Revealing The Motifs, Properties, and Phylogeny of Lupeol Synthase Using Bioinformatics Approach

Abstract

Lupane-type triterpenoid saponins are potent plants’ secondary metabolites for drug development as they showed various activities such as anticancer, Sarcoplasmic Reticulum Ca 2+ -ATPase (SERCA) activator which is very important for neurons, and antileishmanial. The triterpenoid saponin backbone is produced by cyclization and rearrangement of the 2,3-oxidosqualene precursor by the oxidosqualene cyclase. The type of oxidosqualene cyclase involved determines the type of saponins so it is referred to as a key enzyme.
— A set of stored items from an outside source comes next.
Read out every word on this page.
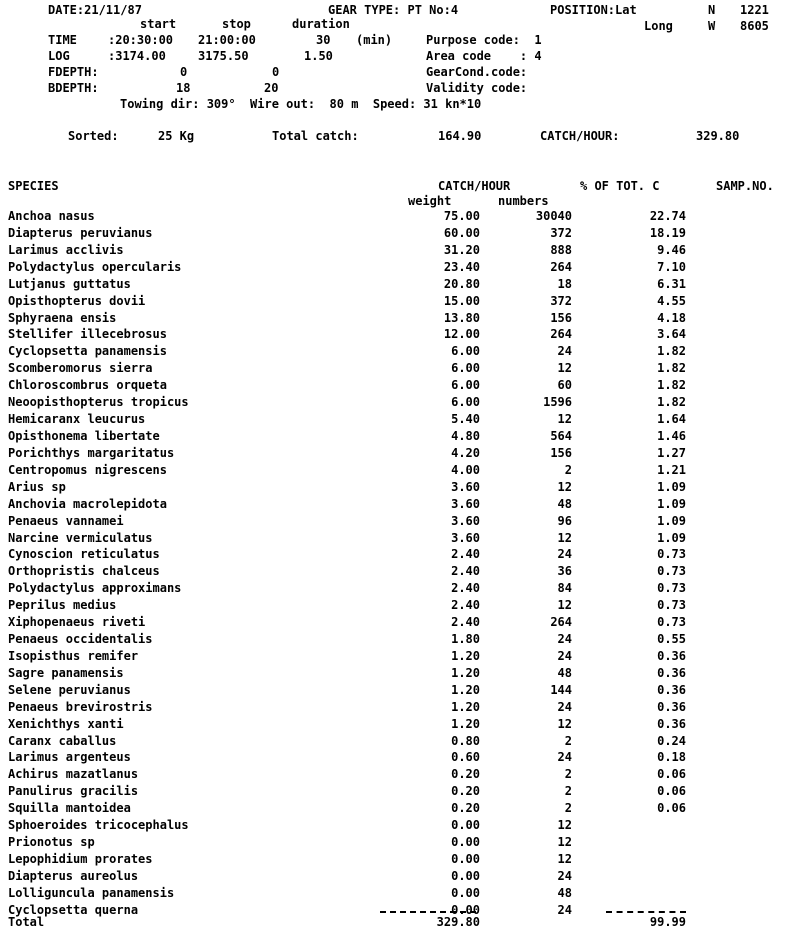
DATE:21/11/87	GEAR TYPE: PT No:4	POSITION:Lat	N 1221
Long	W 8605
start	stop	duration
TIME	:20:30:00 21:00:00	30 (min)
LOG	:3174.00	3175.50	1.50
FDEPTH:	0	0
BDEPTH:	18	20
Purpose code:  1
Area code    : 4
GearCond.code:
Validity code:
Towing dir: 309°  Wire out:  80 m  Speed: 31 kn*10
Sorted:	25 Kg	Total catch:	164.90	CATCH/HOUR:	329.80
SPECIES	CATCH/HOUR	% OF TOT. C	SAMP.NO.
weight	numbers
Anchoa nasus	75.00	30040	22.74
Diapterus peruvianus	60.00	372	18.19
Larimus acclivis	31.20	888	9.46
Polydactylus opercularis	23.40	264	7.10
Lutjanus guttatus	20.80	18	6.31
Opisthopterus dovii	15.00	372	4.55
Sphyraena ensis	13.80	156	4.18
Stellifer illecebrosus	12.00	264	3.64
Cyclopsetta panamensis	6.00	24	1.82
Scomberomorus sierra	6.00	12	1.82
Chloroscombrus orqueta	6.00	60	1.82
Neoopisthopterus tropicus	6.00	1596	1.82
Hemicaranx leucurus	5.40	12	1.64
Opisthonema libertate	4.80	564	1.46
Porichthys margaritatus	4.20	156	1.27
Centropomus nigrescens	4.00	2	1.21
Arius sp	3.60	12	1.09
Anchovia macrolepidota	3.60	48	1.09
Penaeus vannamei	3.60	96	1.09
Narcine vermiculatus	3.60	12	1.09
Cynoscion reticulatus	2.40	24	0.73
Orthopristis chalceus	2.40	36	0.73
Polydactylus approximans	2.40	84	0.73
Peprilus medius	2.40	12	0.73
Xiphopenaeus riveti	2.40	264	0.73
Penaeus occidentalis	1.80	24	0.55
Isopisthus remifer	1.20	24	0.36
Sagre panamensis	1.20	48	0.36
Selene peruvianus	1.20	144	0.36
Penaeus brevirostris	1.20	24	0.36
Xenichthys xanti	1.20	12	0.36
Caranx caballus	0.80	2	0.24
Larimus argenteus	0.60	24	0.18
Achirus mazatlanus	0.20	2	0.06
Panulirus gracilis	0.20	2	0.06
Squilla mantoidea	0.20	2	0.06
Sphoeroides tricocephalus	0.00	12
Prionotus sp	0.00	12
Lepophidium prorates	0.00	12
Diapterus aureolus	0.00	24
Lolliguncula panamensis	0.00	48
Cyclopsetta querna	0.00	24
Total	329.80	99.99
Lupane-type saponins are produced by 2,3-oxidosqualene cyclization through the chair-chair-chair conformation and the formation of various cation intermediates. This study aimed to analyze lupeol synthase, the key enzyme which determines the conversion of 2,3-oxidosqualene into lupane-type saponins. This in silico project was done using bioinformatics programs including Multiple Em for Motif Elicitation (MEME), ProtParam, and Molecular Evolutionary Genetic Analysis (MEGA-X) for relationship analysis. The amino acid sequences analysis using the MEME program showed that lupeol synthase has QW, DCTAE, and CYCR conserved motifs in the oxidosqualene cyclase family even though some evolutions were also present. Analysis of chemical and physical parameters with ProtParam indicated that lupeol synthase had lower stability than lanosterol synthase from Saccharomyces cerevisiae . The phylogenetic tree showed that lupeol synthase was closely related to other plant oxidosqualene cyclases. The results of this study are expected to support the modification strategy determination to increase the production of lupane-type saponins using a biotechnological approach in the pharmaceutical industry.